Educate a diner

The parents have the responsibility to care for the child with feeding difficulties. The development of appropriate and healthy eating behaviors in the child depends largely on the attitude of the parents in the act of feeding: their interaction with the child shapes this behavior.

 And is that feeding involves an interaction of two: the caregiver, usually the mother, and the child. At the beginning, this is ideally achieved through breastfeeding, when a communication is established between the two based basically on the child's crying and the mother's timely response, who soon learns to differentiate in her child a pattern for each need: affection, food, sleep, defecation-urination. This way of communicating little by little is enriched with the presence of smiles, glances and the first words that the child emits.

Complementary feeding (solid or liquid food other than breast milk) begins from 4 to 6 months. The healthy interaction between the child and his caregiver in these stages will lead him in the near future to become independent and to eat (to feed himself and without the help of another). But at every stage parents have a great influence on the eating behavior of their children. In the neonatal period, a varied diet guarantees the fetus wide exposure to flavors through the amniotic fluid; after birth, breast milk also allows it because it correlates with the mother's diet. Parents also determine the environment in which feeding takes place, where and when it occurs.

A responsible eating style where the child is guided, establishing behavioral limits and where adequate responses are given to his hunger signals, diminishes the possibility of developing them. In the same way, encouraging the child to feed herself, at first with her hands despite the fact that she “makes things dirty” and then with cutlery according to her age, despite the fact that “she does not do it correctly”, is. important.

The prevention and management of feeding difficulties is based on responsible caregiver behavior. Feeding the child according to their real needs of appetite and satiety, responding positively to their attempts to feed themselves, knowing the different stages and difficulties they go through, from "being fed" to being able to "eat by themselves", are crucial points .


Feeding difficulties are defined as any situation that represents a negative interference on the normal feeding process of the child. One of the main drawbacks is poor appetite or hyporexia, which can be secondary to an organic disease, occur in depressed children or, more commonly, very active children, more aware of play and interaction with their environment than eating, who also they do not clearly identify the feeling of hunger and satiety.

In these cases, while the child learns to identify these sensations and under the supervision of the pediatrician, it is useful to use nutritional supplements specially formulated for the pediatric population, which provide calories and have an adequate balance of carbohydrates, proteins, fats, vitamins and minerals. It may also happen that parents consider their child with little appetite, due to overestimation of their real needs; In this case, the opportune advice of the pediatrician will make it possible to correct said error of assessment. In children with little appetite it is important:

• Always feed them at the same time and distance meals and snacks for 3-4 hours. If the child does not eat in the scheduled time, she will not be able to receive any food except water until the next meal.

• Serve small portions.

• The child should remain at the table until “mommy and daddy's belly” are full even though he is no longer eating or does not want to eat.

• Meals should last a maximum of 30 minutes.

• Maintain a neutral attitude.

• Do not use food as an expression of affection.

• If the child does not behave well, give him a single warning, if he does not correct the behavior, place him in time out.

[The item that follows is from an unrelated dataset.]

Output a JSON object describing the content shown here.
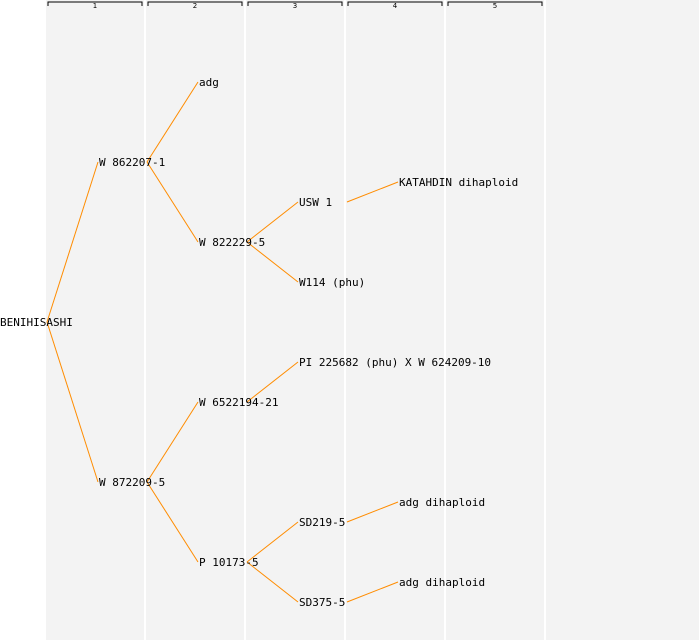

Another common difficulty is highly selective children also called "picky eaters" at mealtime. They are children who reject foods or complete groups of foods due to their characteristics (colors, textures, flavors, smells).

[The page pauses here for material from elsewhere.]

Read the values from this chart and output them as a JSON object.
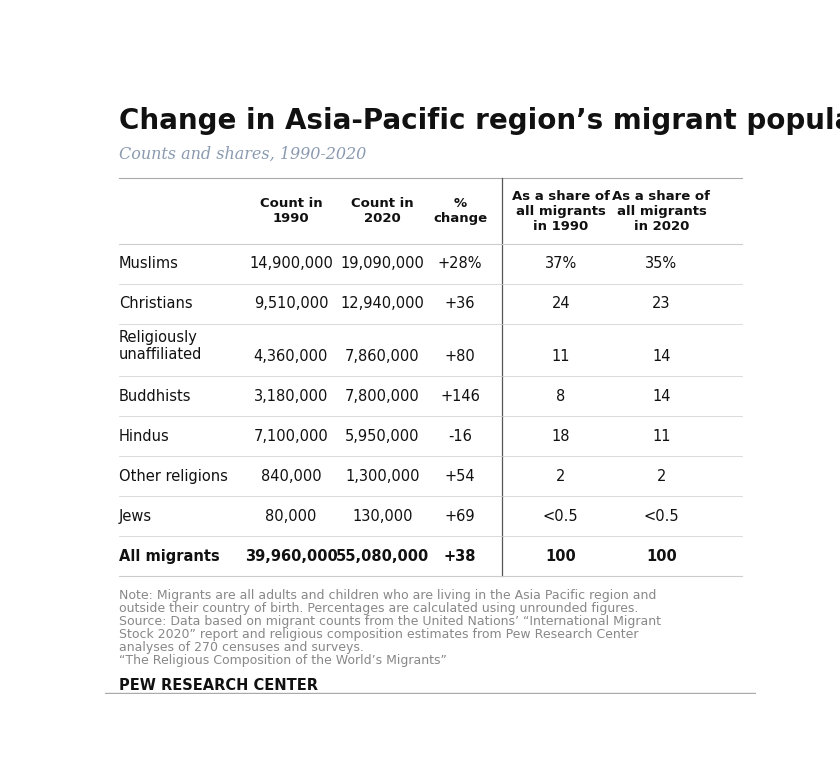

Between 18-24 months of age, a stage known as "neophobia" is passed, when there is an innate fear and refusal to try new foods, which over time is overcome. Sometimes, to achieve acceptance of a new food, up to 10 exposures to it are necessary. Therefore, it is important at the beginning of complementary feeding to guarantee maximum exposure to flavors and textures. In this case, and if there is a rejection of complete food groups, the use of the nutritional supplements already mentioned may be useful. Consistently offering new foods without putting pressure on the child is the key, understanding that accepting them takes time but with patience is achieved. Food preferences must also be respected within the same group (for example, that they accept some vegetables and others do not) and avoid making "points of honor" with foods preferred by parents as this, together with the pressure they can exert at the time eating tends to increase rejection. Some of these children also describe a greater sensitivity to taste perception of bitter flavors and certain food textures, which would make them more likely to reject them.